Knecht thinks the service is most useful to smaller companies. "It is of tremendous value for small- and medium-sized enterprises. Every chemist knows BASF, Bayer, and other leading companies. But the smaller, lesser known companies also create plenty of jobs and offer interesting careers. The service gives them a chance to introduce themselves to potential employees. If Chemiekarriere proves to be successful in the long run, in the future we will have to think about offering this service in English, too. The discussion about the European and maybe global job market has begun, and some companies might want to find employees on an international basis."

So what does Chemiekarriere.DE actually offer its potential users? The site's design is simple and easy to navigate. The site has six basic categories: career tips, job profiles, company profiles, a database of job seekers, a job search tool, and an employee search tool. A site map lists these categories and their subcategories. "It is well structured," finds Joachim Röhrs, a chemist at the University of Dresden who is currently completing his Ph.D. dissertation.

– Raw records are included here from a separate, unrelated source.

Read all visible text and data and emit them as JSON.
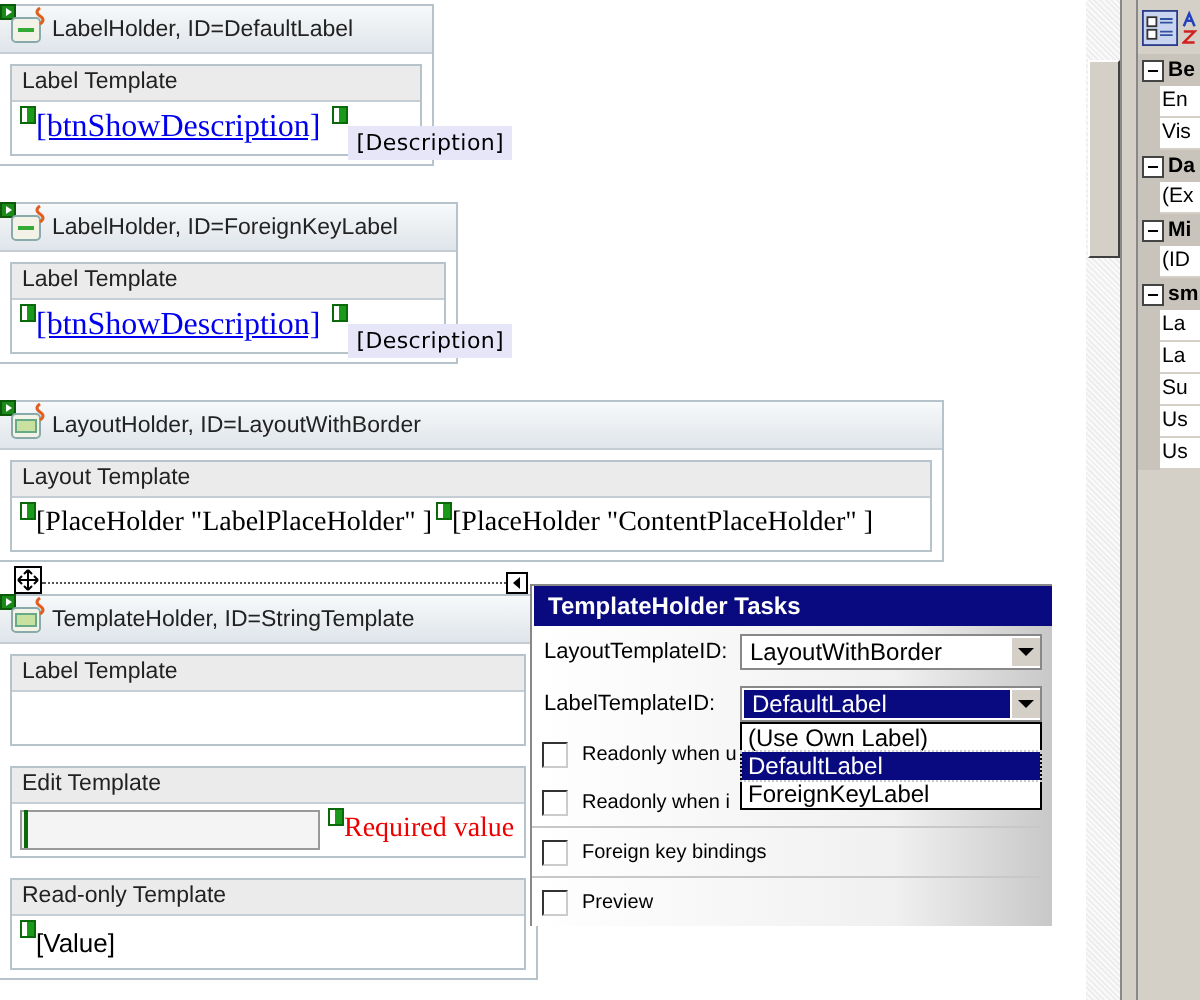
{
  "designer": {
    "controls": [
      {
        "kind": "label_holder",
        "title": "LabelHolder, ID=DefaultLabel",
        "template_heading": "Label Template",
        "link": "[btnShowDescription]",
        "tag": "[Description]"
      },
      {
        "kind": "label_holder",
        "title": "LabelHolder, ID=ForeignKeyLabel",
        "template_heading": "Label Template",
        "link": "[btnShowDescription]",
        "tag": "[Description]"
      },
      {
        "kind": "layout_holder",
        "title": "LayoutHolder, ID=LayoutWithBorder",
        "template_heading": "Layout Template",
        "placeholders": [
          "[PlaceHolder \"LabelPlaceHolder\" ]",
          "[PlaceHolder \"ContentPlaceHolder\" ]"
        ]
      },
      {
        "kind": "template_holder",
        "title": "TemplateHolder, ID=StringTemplate",
        "selected": true,
        "sections": [
          {
            "kind": "empty",
            "heading": "Label Template"
          },
          {
            "kind": "edit",
            "heading": "Edit Template",
            "validator": "Required value"
          },
          {
            "kind": "readonly",
            "heading": "Read-only Template",
            "value": "[Value]"
          }
        ]
      }
    ]
  },
  "tasks": {
    "title": "TemplateHolder Tasks",
    "fields": [
      {
        "label": "LayoutTemplateID:",
        "value": "LayoutWithBorder",
        "open": false
      },
      {
        "label": "LabelTemplateID:",
        "value": "DefaultLabel",
        "open": true,
        "options": [
          {
            "label": "(Use Own Label)",
            "selected": false
          },
          {
            "label": "DefaultLabel",
            "selected": true
          },
          {
            "label": "ForeignKeyLabel",
            "selected": false
          }
        ]
      }
    ],
    "checks": [
      {
        "label": "Readonly when u",
        "checked": false
      },
      {
        "label": "Readonly when i",
        "checked": false
      },
      {
        "label": "Foreign key bindings",
        "checked": false
      },
      {
        "label": "Preview",
        "checked": false
      }
    ]
  },
  "properties": {
    "categories": [
      {
        "name": "Be",
        "expanded": true,
        "items": [
          "En",
          "Vis"
        ]
      },
      {
        "name": "Da",
        "expanded": true,
        "items": [
          "(Ex"
        ]
      },
      {
        "name": "Mi",
        "expanded": true,
        "items": [
          "(ID"
        ]
      },
      {
        "name": "sm",
        "expanded": true,
        "items": [
          "La",
          "La",
          "Su",
          "Us",
          "Us"
        ]
      }
    ]
  }
}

The career advice and job profile sections are fed mainly by two other providers. The Handelsblatt's Junge Karriere provides information on how to write a good application and discusses other helpful tricks. "We wanted to focus on our core business, which is information about chemistry and the chemical industry," says Knecht. Job profiles are provided by the Bundesanstalt für Arbeit.

Of most value for job-seeking chemists seem to be the company profiles. "All renowned companies and plenty of other names from the chemical industry are listed here, and in most cases, there's even a link to open jobs. That definitely saves a lot of time browsing on the Web and searching the sites individually," says Röhrs.

The site also offers a list of career events and much more helpful information. But what probably draws most attention to the site are the job postings. And there are not only regular jobs to find, but also internship offers and proposed master's or Ph.D. thesis themes. Currently, about one-third of all positions offered directly on the site are Ph.D. positions at different universities, so the site is well worth a look for those who have decided in the academic career path, too. If you don't find the job you want, you can still post your profile so a potential employer might find you through Chemiekarriere. This requires registration, though: "We want to make sure that everyone posts only on a serious basis, so we have included this short registration process," explains Knecht.

The career service is free for all job seekers, whereas companies have to pay for advertisements and posting their job openings on the site. And given the current opportunities on the job market, job seekers should take the time to register.